Liu Tianyun, Samudrala Ram
Department of Microbiology, University of Washington, School of Medicine, Seattle, WA 98195, USA.
Protein Eng Des Sel. 2006 Sep;19(9):431-7. doi: 10.1093/protein/gzl027. Epub 2006 Jul 14.
The key to an accurate method of protein structure prediction is the development of an effective discriminatory function. Knowledge-based discriminatory functions extract parameters from statistical analysis of experimentally determined protein structures.
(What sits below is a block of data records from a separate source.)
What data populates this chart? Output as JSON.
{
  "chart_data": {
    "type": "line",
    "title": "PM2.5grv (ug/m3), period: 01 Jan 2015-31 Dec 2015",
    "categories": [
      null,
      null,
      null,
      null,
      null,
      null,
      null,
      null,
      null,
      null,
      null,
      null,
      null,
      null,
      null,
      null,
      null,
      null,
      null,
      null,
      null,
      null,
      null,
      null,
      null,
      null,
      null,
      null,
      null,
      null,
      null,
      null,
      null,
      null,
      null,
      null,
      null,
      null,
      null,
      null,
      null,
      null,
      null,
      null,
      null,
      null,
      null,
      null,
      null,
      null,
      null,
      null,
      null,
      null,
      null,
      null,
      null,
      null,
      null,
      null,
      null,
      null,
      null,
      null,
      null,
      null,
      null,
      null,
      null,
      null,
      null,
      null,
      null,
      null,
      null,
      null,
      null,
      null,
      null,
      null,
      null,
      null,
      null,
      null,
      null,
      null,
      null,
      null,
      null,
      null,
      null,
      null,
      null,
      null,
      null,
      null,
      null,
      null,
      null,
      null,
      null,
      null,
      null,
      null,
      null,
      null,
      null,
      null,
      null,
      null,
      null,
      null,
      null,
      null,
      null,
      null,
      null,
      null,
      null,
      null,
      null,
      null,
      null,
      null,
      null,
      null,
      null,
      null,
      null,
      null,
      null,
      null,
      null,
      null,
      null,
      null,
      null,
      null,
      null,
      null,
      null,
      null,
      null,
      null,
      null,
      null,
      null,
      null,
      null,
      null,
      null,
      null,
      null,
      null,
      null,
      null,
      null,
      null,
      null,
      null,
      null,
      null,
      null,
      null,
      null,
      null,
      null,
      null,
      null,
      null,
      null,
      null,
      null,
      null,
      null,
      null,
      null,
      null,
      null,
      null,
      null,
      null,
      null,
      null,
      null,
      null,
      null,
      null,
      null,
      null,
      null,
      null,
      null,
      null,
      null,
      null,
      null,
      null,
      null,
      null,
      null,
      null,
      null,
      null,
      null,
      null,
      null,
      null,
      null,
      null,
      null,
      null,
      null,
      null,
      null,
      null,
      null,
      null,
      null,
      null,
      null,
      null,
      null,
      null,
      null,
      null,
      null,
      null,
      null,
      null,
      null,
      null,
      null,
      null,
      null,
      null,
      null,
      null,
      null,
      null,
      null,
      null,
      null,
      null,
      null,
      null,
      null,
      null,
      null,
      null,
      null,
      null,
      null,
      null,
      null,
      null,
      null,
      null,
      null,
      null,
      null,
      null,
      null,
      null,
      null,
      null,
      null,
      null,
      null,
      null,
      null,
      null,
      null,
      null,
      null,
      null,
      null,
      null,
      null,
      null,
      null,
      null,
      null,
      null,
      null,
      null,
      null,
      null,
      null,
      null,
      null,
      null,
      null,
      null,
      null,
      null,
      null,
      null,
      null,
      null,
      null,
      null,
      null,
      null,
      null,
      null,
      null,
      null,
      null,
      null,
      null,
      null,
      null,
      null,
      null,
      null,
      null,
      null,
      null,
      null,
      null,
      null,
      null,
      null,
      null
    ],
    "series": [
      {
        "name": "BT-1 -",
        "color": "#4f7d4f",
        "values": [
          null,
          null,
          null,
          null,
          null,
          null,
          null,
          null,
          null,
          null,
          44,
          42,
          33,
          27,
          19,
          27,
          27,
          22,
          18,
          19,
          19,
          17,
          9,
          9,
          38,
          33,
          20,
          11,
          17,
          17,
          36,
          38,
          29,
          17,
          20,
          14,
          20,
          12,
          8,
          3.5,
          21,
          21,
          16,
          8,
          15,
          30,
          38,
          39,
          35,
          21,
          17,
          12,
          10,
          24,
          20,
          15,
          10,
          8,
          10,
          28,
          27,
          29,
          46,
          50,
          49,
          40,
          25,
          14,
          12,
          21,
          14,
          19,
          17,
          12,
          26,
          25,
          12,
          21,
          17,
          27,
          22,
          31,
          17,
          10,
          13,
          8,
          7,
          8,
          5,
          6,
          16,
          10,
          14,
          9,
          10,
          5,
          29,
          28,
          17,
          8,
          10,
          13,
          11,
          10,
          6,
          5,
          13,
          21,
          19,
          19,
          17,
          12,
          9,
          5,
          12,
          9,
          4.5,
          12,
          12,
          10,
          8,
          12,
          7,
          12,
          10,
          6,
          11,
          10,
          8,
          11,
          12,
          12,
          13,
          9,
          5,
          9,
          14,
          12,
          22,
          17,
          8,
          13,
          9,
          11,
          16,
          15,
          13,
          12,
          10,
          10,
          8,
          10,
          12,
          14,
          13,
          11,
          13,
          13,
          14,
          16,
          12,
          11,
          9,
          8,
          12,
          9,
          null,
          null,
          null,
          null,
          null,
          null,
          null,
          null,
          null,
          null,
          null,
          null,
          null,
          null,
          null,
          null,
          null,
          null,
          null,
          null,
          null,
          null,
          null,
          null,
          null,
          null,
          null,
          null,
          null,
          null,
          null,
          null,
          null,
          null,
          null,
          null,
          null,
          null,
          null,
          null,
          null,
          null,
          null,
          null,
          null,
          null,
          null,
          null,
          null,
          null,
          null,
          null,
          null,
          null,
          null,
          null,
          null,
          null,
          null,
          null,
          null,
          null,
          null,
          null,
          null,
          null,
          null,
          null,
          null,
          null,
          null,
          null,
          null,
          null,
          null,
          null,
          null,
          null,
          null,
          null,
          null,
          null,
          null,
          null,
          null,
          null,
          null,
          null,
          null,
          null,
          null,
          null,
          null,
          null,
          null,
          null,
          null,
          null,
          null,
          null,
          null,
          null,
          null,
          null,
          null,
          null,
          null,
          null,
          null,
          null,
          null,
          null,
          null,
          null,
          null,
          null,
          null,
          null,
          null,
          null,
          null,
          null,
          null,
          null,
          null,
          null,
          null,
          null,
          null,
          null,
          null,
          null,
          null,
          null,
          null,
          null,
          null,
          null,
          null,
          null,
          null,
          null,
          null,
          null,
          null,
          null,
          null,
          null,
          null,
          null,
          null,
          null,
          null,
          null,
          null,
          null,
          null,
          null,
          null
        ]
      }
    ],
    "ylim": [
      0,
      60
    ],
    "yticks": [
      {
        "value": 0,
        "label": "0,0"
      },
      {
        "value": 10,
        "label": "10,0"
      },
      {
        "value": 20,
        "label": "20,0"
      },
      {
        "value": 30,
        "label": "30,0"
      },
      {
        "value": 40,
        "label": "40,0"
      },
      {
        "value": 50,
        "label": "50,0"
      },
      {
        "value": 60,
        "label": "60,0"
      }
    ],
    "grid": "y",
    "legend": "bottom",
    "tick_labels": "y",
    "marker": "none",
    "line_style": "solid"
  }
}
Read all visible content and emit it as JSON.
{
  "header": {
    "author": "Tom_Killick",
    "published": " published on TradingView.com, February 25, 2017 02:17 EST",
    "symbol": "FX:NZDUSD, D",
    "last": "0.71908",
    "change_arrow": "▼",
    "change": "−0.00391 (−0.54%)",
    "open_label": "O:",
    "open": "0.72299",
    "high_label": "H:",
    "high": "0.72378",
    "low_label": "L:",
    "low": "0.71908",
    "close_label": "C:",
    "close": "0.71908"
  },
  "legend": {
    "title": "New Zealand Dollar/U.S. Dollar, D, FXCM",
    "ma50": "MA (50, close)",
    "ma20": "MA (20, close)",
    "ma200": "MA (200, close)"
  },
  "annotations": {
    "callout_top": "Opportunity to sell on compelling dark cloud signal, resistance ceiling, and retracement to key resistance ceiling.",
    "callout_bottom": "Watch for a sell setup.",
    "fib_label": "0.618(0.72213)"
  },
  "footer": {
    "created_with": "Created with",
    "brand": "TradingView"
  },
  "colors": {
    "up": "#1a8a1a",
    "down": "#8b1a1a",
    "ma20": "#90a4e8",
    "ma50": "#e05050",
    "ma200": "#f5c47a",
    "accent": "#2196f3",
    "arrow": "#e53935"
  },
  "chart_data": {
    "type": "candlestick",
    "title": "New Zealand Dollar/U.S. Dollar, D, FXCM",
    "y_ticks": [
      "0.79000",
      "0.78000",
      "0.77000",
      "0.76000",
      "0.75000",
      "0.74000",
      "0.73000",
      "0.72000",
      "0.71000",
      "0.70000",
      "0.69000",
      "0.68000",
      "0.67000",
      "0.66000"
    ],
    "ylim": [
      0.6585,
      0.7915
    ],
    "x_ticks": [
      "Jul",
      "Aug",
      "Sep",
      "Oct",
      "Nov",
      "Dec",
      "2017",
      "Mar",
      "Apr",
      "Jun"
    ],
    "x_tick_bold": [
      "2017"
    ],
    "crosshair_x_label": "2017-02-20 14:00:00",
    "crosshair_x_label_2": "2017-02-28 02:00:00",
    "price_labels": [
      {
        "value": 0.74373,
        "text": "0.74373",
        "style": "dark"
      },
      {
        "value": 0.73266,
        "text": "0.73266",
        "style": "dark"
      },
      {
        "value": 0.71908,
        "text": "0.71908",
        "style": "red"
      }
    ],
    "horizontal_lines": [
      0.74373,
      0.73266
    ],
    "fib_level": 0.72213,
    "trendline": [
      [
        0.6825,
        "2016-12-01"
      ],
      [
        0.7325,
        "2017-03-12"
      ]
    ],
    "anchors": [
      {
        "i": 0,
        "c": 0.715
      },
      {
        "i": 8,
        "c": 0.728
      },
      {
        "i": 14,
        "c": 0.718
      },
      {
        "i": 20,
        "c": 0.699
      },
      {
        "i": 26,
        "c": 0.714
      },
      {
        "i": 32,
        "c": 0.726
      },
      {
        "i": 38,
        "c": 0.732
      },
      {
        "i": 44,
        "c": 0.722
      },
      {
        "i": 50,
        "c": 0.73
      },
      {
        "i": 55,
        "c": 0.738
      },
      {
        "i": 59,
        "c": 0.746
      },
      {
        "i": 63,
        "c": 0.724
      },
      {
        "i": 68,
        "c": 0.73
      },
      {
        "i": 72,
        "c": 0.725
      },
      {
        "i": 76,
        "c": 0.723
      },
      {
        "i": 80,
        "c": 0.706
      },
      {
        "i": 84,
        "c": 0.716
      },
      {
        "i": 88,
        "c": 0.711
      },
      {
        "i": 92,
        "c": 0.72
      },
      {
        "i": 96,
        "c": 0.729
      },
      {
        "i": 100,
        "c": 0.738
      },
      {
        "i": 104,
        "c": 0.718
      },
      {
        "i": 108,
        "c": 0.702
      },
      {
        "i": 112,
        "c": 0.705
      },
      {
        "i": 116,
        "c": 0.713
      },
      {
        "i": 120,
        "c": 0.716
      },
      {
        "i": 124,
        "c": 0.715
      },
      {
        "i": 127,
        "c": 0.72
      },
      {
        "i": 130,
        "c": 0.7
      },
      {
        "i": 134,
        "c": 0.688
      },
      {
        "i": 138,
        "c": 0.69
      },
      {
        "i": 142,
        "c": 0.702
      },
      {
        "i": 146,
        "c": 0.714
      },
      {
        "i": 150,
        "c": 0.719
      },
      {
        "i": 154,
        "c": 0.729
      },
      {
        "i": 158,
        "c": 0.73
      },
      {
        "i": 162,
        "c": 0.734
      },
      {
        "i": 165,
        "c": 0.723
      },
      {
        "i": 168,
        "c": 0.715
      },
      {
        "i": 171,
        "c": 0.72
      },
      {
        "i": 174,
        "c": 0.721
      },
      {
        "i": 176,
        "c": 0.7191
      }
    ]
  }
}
We assess how the quality of the protein structures used for compiling statistics affects the performance of a residue-specific all-atom probability discriminatory function (RAPDF). We find that the discriminatory power correlates with the quality of the structural dataset on which the RAPDF is parameterized in a statistically significant manner. The overrepresentation of unfavorable contacts in the low-resolution and NMR structures contributes to the major errors in the compilation of the conditional probabilities. Such errors weaken the discriminatory power of the function, especially when decoy conformations also contain considerable numbers of unfavorable contacts. This indicates that using high-resolution structural datasets after filtering out unfavorable contacts can improve the performance of knowledge-based discriminatory functions.
准确的蛋白质结构预测方法的关键在于开发有效的判别函数。基于知识的判别函数从对实验测定的蛋白质结构的统计分析中提取参数。我们评估用于编译统计数据的蛋白质结构质量如何影响残基特异性全原子概率判别函数(RAPDF)的性能。我们发现,判别能力与RAPDF在其上进行参数化的结构数据集的质量具有统计学上的显著相关性。低分辨率和核磁共振结构中不利接触的过度存在导致了条件概率编译中的主要误差。这些误差削弱了函数的判别能力,尤其是当诱饵构象也包含大量不利接触时。这表明在滤除不利接触后使用高分辨率结构数据集可以提高基于知识的判别函数的性能。